CommunityGAN: Community Detection with Generative Adversarial Nets
It addresses the problem of detecting overlapping communities in real-world networks, which is common but not well-handled by existing methods, representing an incremental improvement.
The paper tackles overlapping community detection in networks by proposing CommunityGAN, a framework that jointly learns graph representations and community memberships, achieving substantial performance gains over state-of-the-art methods.

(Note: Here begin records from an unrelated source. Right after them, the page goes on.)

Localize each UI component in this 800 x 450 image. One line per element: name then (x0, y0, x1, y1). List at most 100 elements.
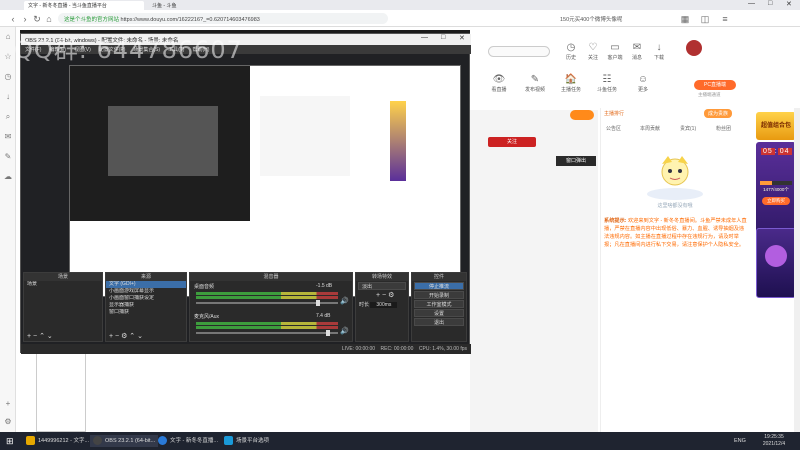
preview-nested-page (260, 96, 350, 176)
address-bar[interactable]: 这是个斗鱼的官方网站 https://www.douyu.com/1622216… (58, 13, 388, 24)
source-item[interactable]: 文字 (GDI+) (106, 281, 186, 288)
message-icon[interactable]: ✉ 消息 (626, 42, 648, 61)
clock[interactable]: 19:25:35 2021/12/4 (752, 434, 796, 448)
exit-button[interactable]: 退出 (414, 318, 464, 326)
source-item[interactable]: 窗口捕获 (106, 309, 186, 316)
preview-nested-video (108, 106, 218, 176)
history-icon[interactable]: ◷ 历史 (560, 42, 582, 61)
sidebar-chat-icon[interactable]: ✉ (3, 132, 13, 142)
download-icon[interactable]: ↓ 下载 (648, 42, 670, 61)
sidebar-star-icon[interactable]: ☆ (3, 52, 13, 62)
studio-mode-button[interactable]: 工作室模式 (414, 300, 464, 308)
chat-tab-fans[interactable]: 粉丝团 (716, 125, 731, 132)
transitions-panel: 转场特效 淡出 + − ⚙ 时长 300ms (355, 272, 409, 342)
cart-icon[interactable]: ◫ (700, 14, 710, 24)
nav-publish[interactable]: ✎ 发布视频 (524, 74, 546, 93)
mixer-head: 混音器 (190, 273, 352, 281)
sidebar-cloud-icon[interactable]: ☁ (3, 172, 13, 182)
scene-item[interactable]: 场景 (24, 281, 102, 288)
side-ad-title[interactable]: 超值组合包 (756, 112, 796, 140)
language-indicator[interactable]: ENG (734, 435, 746, 447)
sidebar-download-icon[interactable]: ↓ (3, 92, 13, 102)
scenes-panel: 场景 场景 + − ⌃ ⌄ (23, 272, 103, 342)
controls-panel: 控件 停止推流 开始录制 工作室模式 设置 退出 (411, 272, 467, 342)
side-ad-text: 1477/4000个 (763, 187, 789, 192)
source-add-icon[interactable]: + − ⚙ ⌃ ⌄ (109, 332, 143, 340)
volume-slider[interactable] (196, 330, 338, 336)
browser-tab-bar: 文字 - 新冬冬直播 - 当斗鱼直播平台 斗鱼 - 斗鱼 — □ ✕ (0, 0, 800, 10)
forward-icon[interactable]: › (20, 14, 30, 24)
transition-add-icon[interactable]: + − ⚙ (356, 291, 408, 299)
mixer-channel-level: 7.4 dB (316, 313, 331, 319)
pc-live-button[interactable]: PC直播端 (694, 80, 736, 90)
countdown: 05:04 (761, 148, 792, 155)
sidebar-note-icon[interactable]: ✎ (3, 152, 13, 162)
stop-streaming-button[interactable]: 停止推流 (414, 282, 464, 290)
source-item[interactable]: 小画面窗口捕获设定 (106, 295, 186, 302)
buy-button[interactable]: 立即购买 (762, 197, 790, 205)
duration-input[interactable]: 300ms (370, 302, 398, 308)
search-input[interactable] (488, 46, 550, 57)
nav-anchor-task[interactable]: 🏠 主播任务 (560, 74, 582, 93)
settings-button[interactable]: 设置 (414, 309, 464, 317)
minimize-icon[interactable]: — (748, 0, 755, 7)
start-recording-button[interactable]: 开始录制 (414, 291, 464, 299)
taskbar-item[interactable]: 文字 - 新冬冬直播... (158, 435, 218, 447)
rank-button[interactable]: 成为贵族 (704, 109, 733, 118)
chat-tab-vip[interactable]: 贵宾(1) (680, 125, 696, 132)
close-icon[interactable]: ✕ (786, 0, 792, 8)
nav-watch[interactable]: 👁 看直播 (488, 74, 510, 93)
controls-head: 控件 (412, 273, 466, 281)
back-icon[interactable]: ‹ (8, 14, 18, 24)
follow-button[interactable]: 关注 (488, 137, 536, 147)
obs-maximize-icon[interactable]: □ (441, 34, 445, 41)
chat-tab-contrib[interactable]: 本周贡献 (640, 125, 660, 132)
speaker-icon[interactable]: 🔊 (340, 297, 349, 305)
rank-tab[interactable]: 主播排行 (604, 111, 624, 117)
refresh-icon[interactable]: ↻ (32, 14, 42, 24)
avatar[interactable] (686, 40, 702, 56)
system-label: 系统提示: (604, 218, 627, 224)
obs-status-bar: LIVE: 00:00:00 REC: 00:00:00 CPU: 1.4%, … (21, 344, 471, 354)
browser-tab-active[interactable]: 文字 - 新冬冬直播 - 当斗鱼直播平台 (24, 1, 144, 10)
follow-icon[interactable]: ♡ 关注 (582, 42, 604, 61)
chat-tab-notice[interactable]: 公告区 (606, 125, 621, 132)
taskbar-item[interactable]: 1449996212 - 文字... (26, 435, 89, 447)
orange-pill[interactable] (570, 110, 594, 120)
client-icon[interactable]: ▭ 客户端 (604, 42, 626, 61)
obs-preview[interactable] (69, 65, 461, 297)
maximize-icon[interactable]: □ (768, 0, 772, 7)
anime-mascot-icon (647, 156, 703, 200)
clock-date: 2021/12/4 (762, 441, 786, 447)
taskbar-item-obs[interactable]: OBS 23.2.1 (64-bit... (90, 435, 159, 447)
taskbar-item[interactable]: 场景平台选项 (224, 435, 269, 447)
obs-minimize-icon[interactable]: — (421, 34, 428, 41)
volume-slider[interactable] (196, 300, 338, 306)
page-scrollbar[interactable] (794, 108, 800, 432)
source-item[interactable]: 显示器捕获 (106, 302, 186, 309)
toolbar-right-text[interactable]: 150元买400个微博头像呢 (560, 15, 622, 23)
transitions-head: 转场特效 (356, 273, 408, 281)
source-item[interactable]: 小画面游戏屏幕显示 (106, 288, 186, 295)
home-icon[interactable]: ⌂ (44, 14, 54, 24)
side-ad-second[interactable] (756, 228, 796, 298)
screen: 文字 - 新冬冬直播 - 当斗鱼直播平台 斗鱼 - 斗鱼 — □ ✕ ‹ › ↻… (0, 0, 800, 450)
sidebar-add-icon[interactable]: + (3, 399, 13, 409)
sidebar-home-icon[interactable]: ⌂ (3, 32, 13, 42)
sources-panel: 来源 文字 (GDI+) 小画面游戏屏幕显示 小画面窗口捕获设定 显示器捕获 窗… (105, 272, 187, 342)
popout-button[interactable]: 窗口弹出 (556, 156, 596, 166)
nav-douyu-task[interactable]: ☷ 斗鱼任务 (596, 74, 618, 93)
menu-icon[interactable]: ≡ (720, 14, 730, 24)
speaker-icon[interactable]: 🔊 (340, 327, 349, 335)
sidebar-search-icon[interactable]: ⌕ (3, 112, 13, 122)
transition-select[interactable]: 淡出 (358, 282, 406, 290)
sidebar-settings-icon[interactable]: ⚙ (3, 417, 13, 427)
nav-more[interactable]: ☺ 更多 (632, 74, 654, 93)
start-icon[interactable]: ⊞ (6, 435, 14, 447)
grid-icon[interactable]: ▦ (680, 14, 690, 24)
browser-tab[interactable]: 斗鱼 - 斗鱼 (148, 1, 208, 10)
obs-close-icon[interactable]: ✕ (459, 34, 465, 42)
sidebar-history-icon[interactable]: ◷ (3, 72, 13, 82)
system-message: 系统提示: 欢迎来到文字 - 新冬冬直播间。斗鱼严禁未成年人直播，严禁在直播内容… (604, 217, 748, 249)
scene-add-icon[interactable]: + − ⌃ ⌄ (27, 332, 53, 340)
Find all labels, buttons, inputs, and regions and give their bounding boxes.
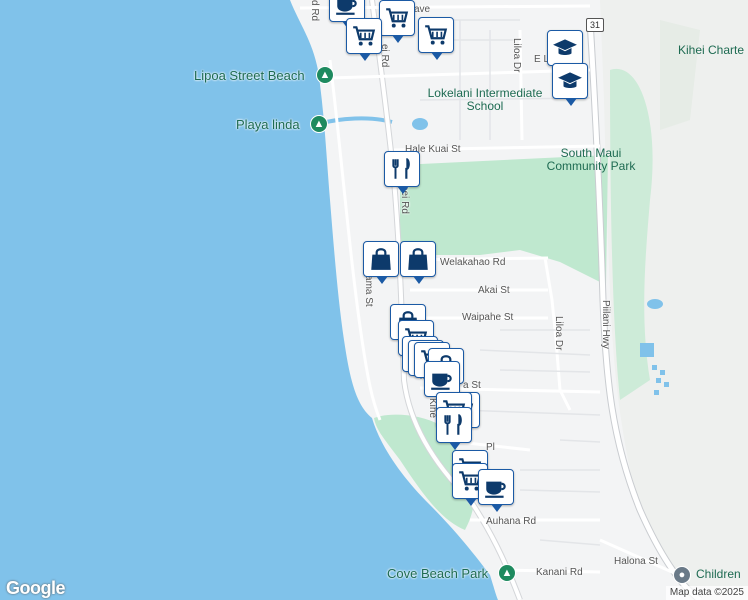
playa-linda-label[interactable]: Playa linda: [236, 117, 300, 132]
street-label: Akai St: [478, 285, 510, 296]
cove-beach-label[interactable]: Cove Beach Park: [387, 566, 488, 581]
beach-icon[interactable]: ▲: [316, 66, 334, 84]
shopping-bag-icon[interactable]: [400, 241, 438, 285]
kihei-charter-label[interactable]: Kihei Charte: [678, 44, 744, 57]
restaurant-icon[interactable]: [384, 151, 422, 195]
street-label: Halona St: [614, 556, 658, 567]
google-logo: Google: [6, 578, 66, 598]
shopping-cart-icon[interactable]: [418, 17, 456, 61]
restaurant-icon[interactable]: [436, 407, 474, 451]
street-label: Piilani Hwy: [600, 300, 611, 349]
highway-shield: 31: [586, 18, 604, 32]
street-label: Liloa Dr: [511, 38, 522, 73]
school-icon[interactable]: [552, 63, 590, 107]
beach-icon[interactable]: ▲: [310, 115, 328, 133]
shopping-cart-icon[interactable]: [379, 0, 417, 44]
school-label[interactable]: Lokelani Intermediate School: [420, 87, 550, 113]
park-label[interactable]: South Maui Community Park: [536, 147, 646, 173]
street-label: Liloa Dr: [553, 316, 564, 351]
beach-icon[interactable]: ▲: [498, 564, 516, 582]
shopping-cart-icon[interactable]: [346, 18, 384, 62]
place-icon[interactable]: ●: [673, 566, 691, 584]
coffee-icon[interactable]: [478, 469, 516, 513]
street-label: Kanani Rd: [536, 567, 583, 578]
street-label: d Rd: [309, 0, 320, 22]
street-label: Welakahao Rd: [440, 257, 506, 268]
map-attribution[interactable]: Map data ©2025: [665, 586, 748, 600]
children-label[interactable]: Children: [696, 568, 741, 581]
street-label: Waipahe St: [462, 312, 514, 323]
map-canvas[interactable]: [0, 0, 748, 600]
street-label: Auhana Rd: [486, 516, 537, 527]
lipoa-beach-label[interactable]: Lipoa Street Beach: [194, 68, 305, 83]
shopping-bag-icon[interactable]: [363, 241, 401, 285]
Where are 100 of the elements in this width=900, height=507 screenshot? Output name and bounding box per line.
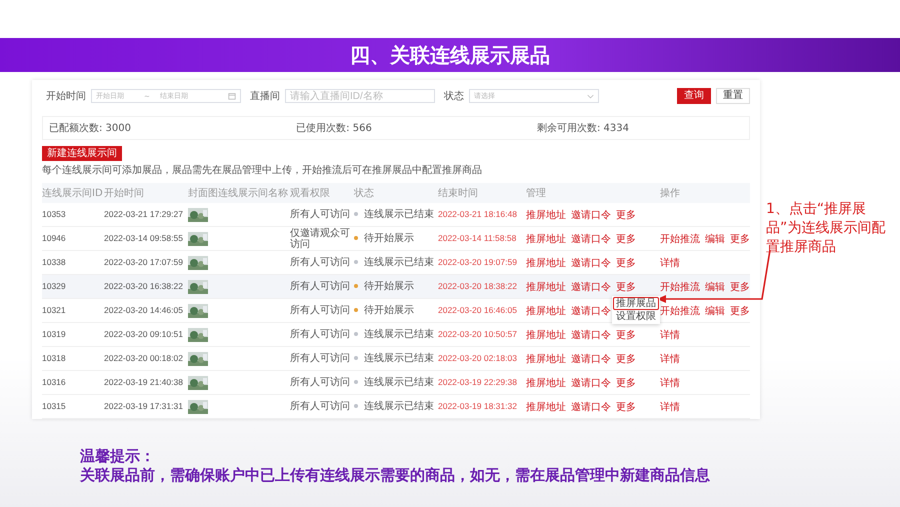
table-link[interactable]: 更多 [616,330,636,340]
search-field[interactable]: 请输入直播间ID/名称 [285,89,435,103]
table-cell: 2022-03-14 11:58:58 [438,233,516,243]
tip-text: 关联展品前，需确保账户中已上传有连线展示需要的商品，如无，需在展品管理中新建商品信息 [80,466,710,485]
table-link[interactable]: 开始推流 [660,306,700,316]
menu-item[interactable]: 推屏展品 [613,297,659,310]
table-cell: 2022-03-20 18:38:22 [438,281,517,291]
table-cell: 10353 [42,209,66,219]
table-link[interactable]: 更多 [730,306,750,316]
column-header: 操作 [660,188,680,199]
table-link[interactable]: 邀请口令 [571,402,611,412]
table-link[interactable]: 编辑 [705,234,725,244]
table-link[interactable]: 推屏地址 [526,378,566,388]
table-link[interactable]: 编辑 [705,306,725,316]
calendar-icon [228,92,236,100]
table-link[interactable]: 推屏地址 [526,330,566,340]
table-cell: 2022-03-19 21:40:38 [104,377,183,387]
table-cell: 2022-03-20 16:38:22 [104,281,183,291]
table-link[interactable]: 邀请口令 [571,234,611,244]
table-link[interactable]: 推屏地址 [526,402,566,412]
table-link[interactable]: 开始推流 [660,282,700,292]
table-link[interactable]: 编辑 [705,282,725,292]
column-header: 状态 [354,188,374,199]
table-link[interactable]: 更多 [616,210,636,220]
status-text: 连线展示已结束 [364,401,434,412]
table-row[interactable]: 10315 2022-03-19 17:31:31 所有人可访问 连线展示已结束 2022-03-19 18:31:32 推屏地址 邀请口令 更多 详情 [42,394,750,418]
table-row[interactable]: 10318 2022-03-20 00:18:02 所有人可访问 连线展示已结束 2022-03-20 02:18:03 推屏地址 邀请口令 更多 详情 [42,346,750,370]
table-cell: 2022-03-20 14:46:05 [104,305,183,315]
table-cell: 2022-03-14 09:58:55 [104,233,183,243]
table-link[interactable]: 详情 [660,402,680,412]
table-row[interactable]: 10316 2022-03-19 21:40:38 所有人可访问 连线展示已结束 2022-03-19 22:29:38 推屏地址 邀请口令 更多 详情 [42,370,750,394]
menu-item[interactable]: 设置权限 [613,310,659,323]
column-header: 开始时间 [104,188,144,199]
annotation-text: 1、点击“推屏展品”为连线展示间配置推屏商品 [766,200,886,257]
table-cell: 2022-03-21 17:29:27 [104,209,183,219]
table-link[interactable]: 推屏地址 [526,354,566,364]
stat-text: 已使用次数: 566 [296,122,372,135]
table-link[interactable]: 更多 [616,378,636,388]
search-button[interactable]: 查询 [677,88,711,104]
table-link[interactable]: 更多 [616,282,636,292]
table-cell: 10946 [42,233,66,243]
table-link[interactable]: 邀请口令 [571,378,611,388]
column-header: 管理 [526,188,546,199]
table-cell: 2022-03-20 16:46:05 [438,305,517,315]
table-link[interactable]: 更多 [616,354,636,364]
table-cell: 2022-03-20 17:07:59 [104,257,183,267]
note-text: 每个连线展示间可添加展品，展品需先在展品管理中上传，开始推流后可在推屏展品中配置推屏商品 [42,164,483,177]
table-row[interactable]: 10946 2022-03-14 09:58:55 仅邀请观众可访问 待开始展示 2022-03-14 11:58:58 推屏地址 邀请口令 更多 开始推流 编辑 更多 [42,226,750,250]
table-cell: 2022-03-20 09:10:51 [104,329,183,339]
table-link[interactable]: 邀请口令 [571,210,611,220]
status-text: 连线展示已结束 [364,353,434,364]
table-link[interactable]: 邀请口令 [571,306,611,316]
table-link[interactable]: 详情 [660,378,680,388]
table-cell: 所有人可访问 [290,377,350,388]
table-link[interactable]: 推屏地址 [526,306,566,316]
table-cell-text: 仅邀请观众可访问 [290,228,351,250]
column-header: 封面图 [188,188,218,199]
table-link[interactable]: 邀请口令 [571,282,611,292]
table-link[interactable]: 更多 [730,282,750,292]
table-cell: 10318 [42,353,66,363]
table-link[interactable]: 更多 [616,258,636,268]
reset-button[interactable]: 重置 [716,88,750,104]
table-cell: 10338 [42,257,66,267]
table-link[interactable]: 详情 [660,354,680,364]
status-text: 连线展示已结束 [364,209,434,220]
table-cell: 10321 [42,305,66,315]
table-link[interactable]: 详情 [660,258,680,268]
filter-label: 状态 [444,90,464,103]
status-text: 待开始展示 [364,305,414,316]
table-link[interactable]: 更多 [730,234,750,244]
table-cell: 所有人可访问 [290,305,350,316]
status-text: 待开始展示 [364,233,414,244]
filter-label: 直播间 [250,90,280,103]
table-cell: 2022-03-19 17:31:31 [104,401,183,411]
column-header: 观看权限 [290,188,330,199]
table-cell: 10329 [42,281,66,291]
column-header: 结束时间 [438,188,478,199]
table-link[interactable]: 推屏地址 [526,282,566,292]
chevron-down-icon [587,94,594,98]
table-link[interactable]: 邀请口令 [571,354,611,364]
table-link[interactable]: 邀请口令 [571,258,611,268]
table-link[interactable]: 更多 [616,402,636,412]
table-link[interactable]: 邀请口令 [571,330,611,340]
table-link[interactable]: 推屏地址 [526,210,566,220]
table-link[interactable]: 推屏地址 [526,258,566,268]
filter-label: 开始时间 [46,90,86,103]
table-cell: 所有人可访问 [290,281,350,292]
status-text: 连线展示已结束 [364,257,434,268]
table-row[interactable]: 10353 2022-03-21 17:29:27 所有人可访问 连线展示已结束 2022-03-21 18:16:48 推屏地址 邀请口令 更多 [42,203,750,226]
table-link[interactable]: 开始推流 [660,234,700,244]
table-link[interactable]: 推屏地址 [526,234,566,244]
table-link[interactable]: 详情 [660,330,680,340]
table-cell: 2022-03-20 02:18:03 [438,353,517,363]
table-cell: 所有人可访问 [290,329,350,340]
status-text: 连线展示已结束 [364,377,434,388]
table-cell: 2022-03-20 00:18:02 [104,353,183,363]
status-text: 连线展示已结束 [364,329,434,340]
table-row[interactable]: 10319 2022-03-20 09:10:51 所有人可访问 连线展示已结束 2022-03-20 10:50:57 推屏地址 邀请口令 更多 详情 [42,322,750,346]
create-button[interactable]: 新建连线展示间 [42,146,122,161]
table-link[interactable]: 更多 [616,234,636,244]
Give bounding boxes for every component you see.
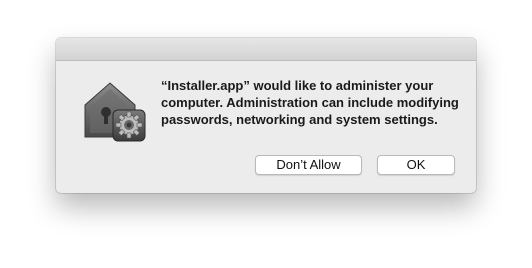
ok-button[interactable]: OK — [377, 155, 455, 175]
permission-dialog: “Installer.app” would like to administer… — [56, 38, 476, 193]
dialog-message: “Installer.app” would like to administer… — [161, 78, 459, 127]
security-lock-gear-icon — [81, 79, 149, 143]
dialog-titlebar[interactable] — [56, 38, 476, 61]
dont-allow-button[interactable]: Don’t Allow — [255, 155, 362, 175]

Community detection refers to the task of discovering groups of vertices sharing similar properties or functions so as to understand the network data. With the recent development of deep learning, graph representation learning techniques are also utilized for community detection. However, the communities can only be inferred by applying clustering algorithms based on learned vertex embeddings. These general cluster algorithms like K-means and Gaussian Mixture Model cannot output much overlapped communities, which have been proved to be very common in many real-world networks. In this paper, we propose CommunityGAN, a novel community detection framework that jointly solves overlapping community detection and graph representation learning. First, unlike the embedding of conventional graph representation learning algorithms where the vector entry values have no specific meanings, the embedding of CommunityGAN indicates the membership strength of vertices to communities. Second, a specifically designed Generative Adversarial Net (GAN) is adopted to optimize such embedding. Through the minimax competition between the motif-level generator and discriminator, both of them can alternatively and iteratively boost their performance and finally output a better community structure. Extensive experiments on synthetic data and real-world tasks demonstrate that CommunityGAN achieves substantial community detection performance gains over the state-of-the-art methods.